The fact that Gay battled a brain tumor early in his life is another whole story of its own, but the fact he still wanted to compete athletically is where this story is focused.
Gay said football was out, but entering his freshman year, he was told about water polo.
“I was cleared to play water polo. I tried it out and loved it,” Gay said.
Now, in just the program’s fifth year at Heritage, Gay is helping to establish a legacy for the sport at the school.
“The game is just really fun and I love all the people I play with,” Gay said.
Being a water polo player in Texas has its share of misunderstandings and challenges, too.
Gay said he commonly has to explain there is no horse involved in the sport, and his friends often ask how the scoring is measured. Is it goals or baskets, or what?
“The objective is to score more goals than the other team,” he answers.
One of the biggest transitions for Gay, who had played center in football, was learning that passing and shooting in water polo is done with just one hand. Not using two hands, which is second nature for a center, took a lot of getting used to.
Gay is 5-11, 170, but weighed much more in his football days, he said.
Going from having shoulder pads, jersey, pants, cleats and helmet in his locker to his new equipment list of just a speedo, cap and the ball took a little getting used to, he said, laughing.
The conditioning is quite a change, as well.
“The first game, I went in for a solid 15 seconds and had to come out to the sideline,” Gay admitted. “Now I can go a whole game. Playing four quarters of five minutes means we’re in the pool for about 45 minutes total.”
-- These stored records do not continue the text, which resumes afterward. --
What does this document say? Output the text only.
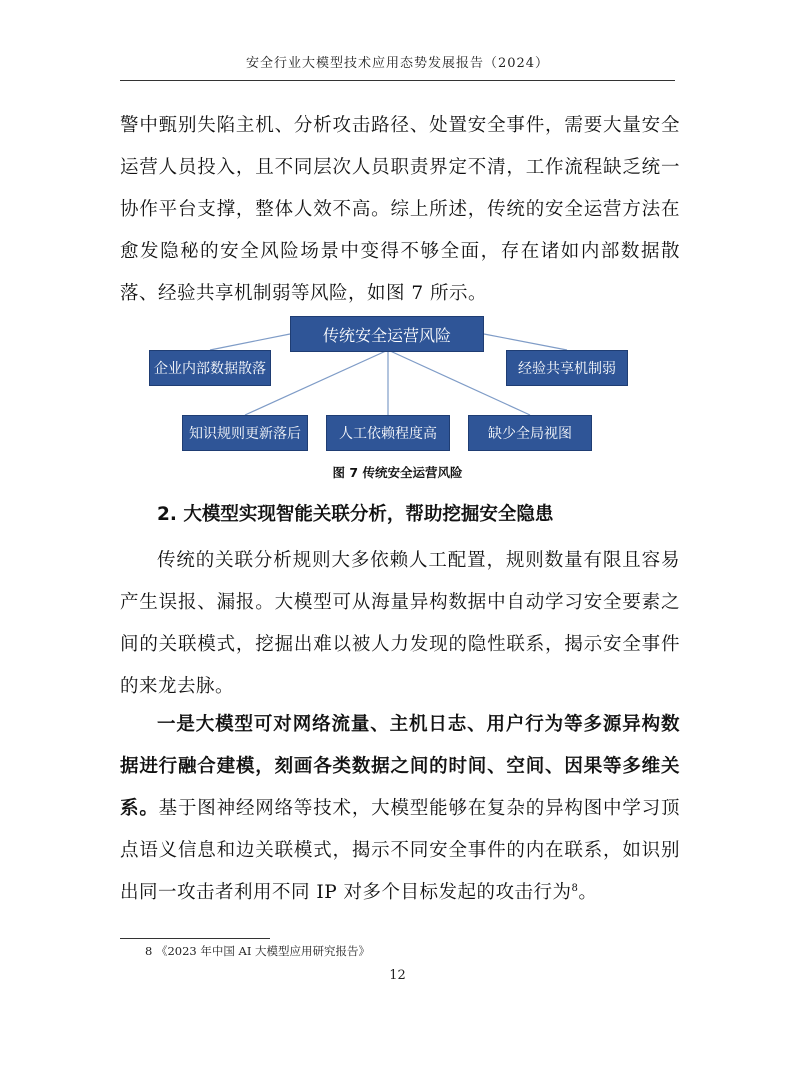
安全行业大模型技术应用态势发展报告（2024）

警中甄别失陷主机、分析攻击路径、处置安全事件，需要大量安全运营人员投入，且不同层次人员职责界定不清，工作流程缺乏统一协作平台支撑，整体人效不高。综上所述，传统的安全运营方法在愈发隐秘的安全风险场景中变得不够全面，存在诸如内部数据散落、经验共享机制弱等风险，如图 7 所示。

传统安全运营风险
企业内部数据散落	经验共享机制弱
知识规则更新落后	人工依赖程度高	缺少全局视图
图 7 传统安全运营风险
2. 大模型实现智能关联分析，帮助挖掘安全隐患

传统的关联分析规则大多依赖人工配置，规则数量有限且容易产生误报、漏报。大模型可从海量异构数据中自动学习安全要素之间的关联模式，挖掘出难以被人力发现的隐性联系，揭示安全事件的来龙去脉。

一是大模型可对网络流量、主机日志、用户行为等多源异构数据进行融合建模，刻画各类数据之间的时间、空间、因果等多维关系。基于图神经网络等技术，大模型能够在复杂的异构图中学习顶点语义信息和边关联模式，揭示不同安全事件的内在联系，如识别出同一攻击者利用不同 IP 对多个目标发起的攻击行为$^8$。

8 《2023 年中国 AI 大模型应用研究报告》
12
And Gay is an exception among most of the other water polo players.
Gay estimates that about 95 percent of the water polo players for Heritage are also on the swim team.
“I’m in the 5 percent,” he quickly noted.
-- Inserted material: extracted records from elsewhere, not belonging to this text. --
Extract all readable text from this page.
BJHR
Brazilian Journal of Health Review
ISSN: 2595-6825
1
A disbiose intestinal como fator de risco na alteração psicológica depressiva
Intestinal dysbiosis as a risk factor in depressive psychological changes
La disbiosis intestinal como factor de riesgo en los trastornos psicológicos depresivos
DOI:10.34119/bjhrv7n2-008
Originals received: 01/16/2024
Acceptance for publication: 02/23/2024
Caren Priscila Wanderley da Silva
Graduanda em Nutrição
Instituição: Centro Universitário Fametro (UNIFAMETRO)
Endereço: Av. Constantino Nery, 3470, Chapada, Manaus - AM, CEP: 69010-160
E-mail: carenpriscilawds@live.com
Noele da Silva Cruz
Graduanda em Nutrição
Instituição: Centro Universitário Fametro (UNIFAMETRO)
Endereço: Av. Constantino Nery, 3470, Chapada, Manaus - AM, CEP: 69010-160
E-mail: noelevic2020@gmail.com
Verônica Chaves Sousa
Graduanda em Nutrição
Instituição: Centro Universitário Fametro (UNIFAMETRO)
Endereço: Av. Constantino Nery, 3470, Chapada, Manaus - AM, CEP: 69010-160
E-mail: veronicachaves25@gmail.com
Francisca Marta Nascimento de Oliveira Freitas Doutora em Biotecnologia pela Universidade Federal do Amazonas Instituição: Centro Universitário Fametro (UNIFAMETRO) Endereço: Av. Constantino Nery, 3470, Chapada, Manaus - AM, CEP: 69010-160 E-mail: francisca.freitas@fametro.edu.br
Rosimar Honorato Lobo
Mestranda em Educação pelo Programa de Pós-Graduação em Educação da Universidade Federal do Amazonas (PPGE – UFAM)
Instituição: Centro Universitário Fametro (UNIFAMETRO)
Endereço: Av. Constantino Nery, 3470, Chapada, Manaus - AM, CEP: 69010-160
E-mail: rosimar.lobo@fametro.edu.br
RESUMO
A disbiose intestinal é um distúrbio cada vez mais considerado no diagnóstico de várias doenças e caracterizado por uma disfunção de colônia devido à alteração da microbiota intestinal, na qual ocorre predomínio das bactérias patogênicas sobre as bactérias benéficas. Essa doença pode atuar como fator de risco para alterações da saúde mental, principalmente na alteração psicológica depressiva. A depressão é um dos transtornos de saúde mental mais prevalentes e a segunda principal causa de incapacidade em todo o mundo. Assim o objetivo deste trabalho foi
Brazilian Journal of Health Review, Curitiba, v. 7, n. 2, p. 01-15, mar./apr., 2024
“I’m just a competitive player who likes to play along with the team,” he said of why he’s turned down encouragement to be on the swim team. “I told Coach (Daniel) Jau it doesn’t work for me. I just love water polo.”
Playing as a center or set in his new sport, Gay said his role is similar to that of a basketball center playing the post.
Gay has scored goals, too, including a hat trick in the Panthers’ most recent game, a 15-5 win over Irving MacArthur.
Scoring is something Gay also relies on from other, younger players such as sophomore Zach Shelley, who scored four goals in the MacArthur win.
The young Panthers team is 1-1 so far but was headed to tournament play to gain additional game experience before the regional tournament comes up at the end of the month at The Colony.
The top four teams out of the regional will move on to the state tournament, a goal not yet accomplished by the Heritage program.
With just two seniors and two juniors, the Heritage squad should be ready to compete with the other 15-20 teams in the area.
Water polo is not a UIL sanctioned sport, much like lacrosse and ice hockey.
Gay said he plans to attend Texas A&M next fall and is considering the school’s club team to keep up with his love of his new sport.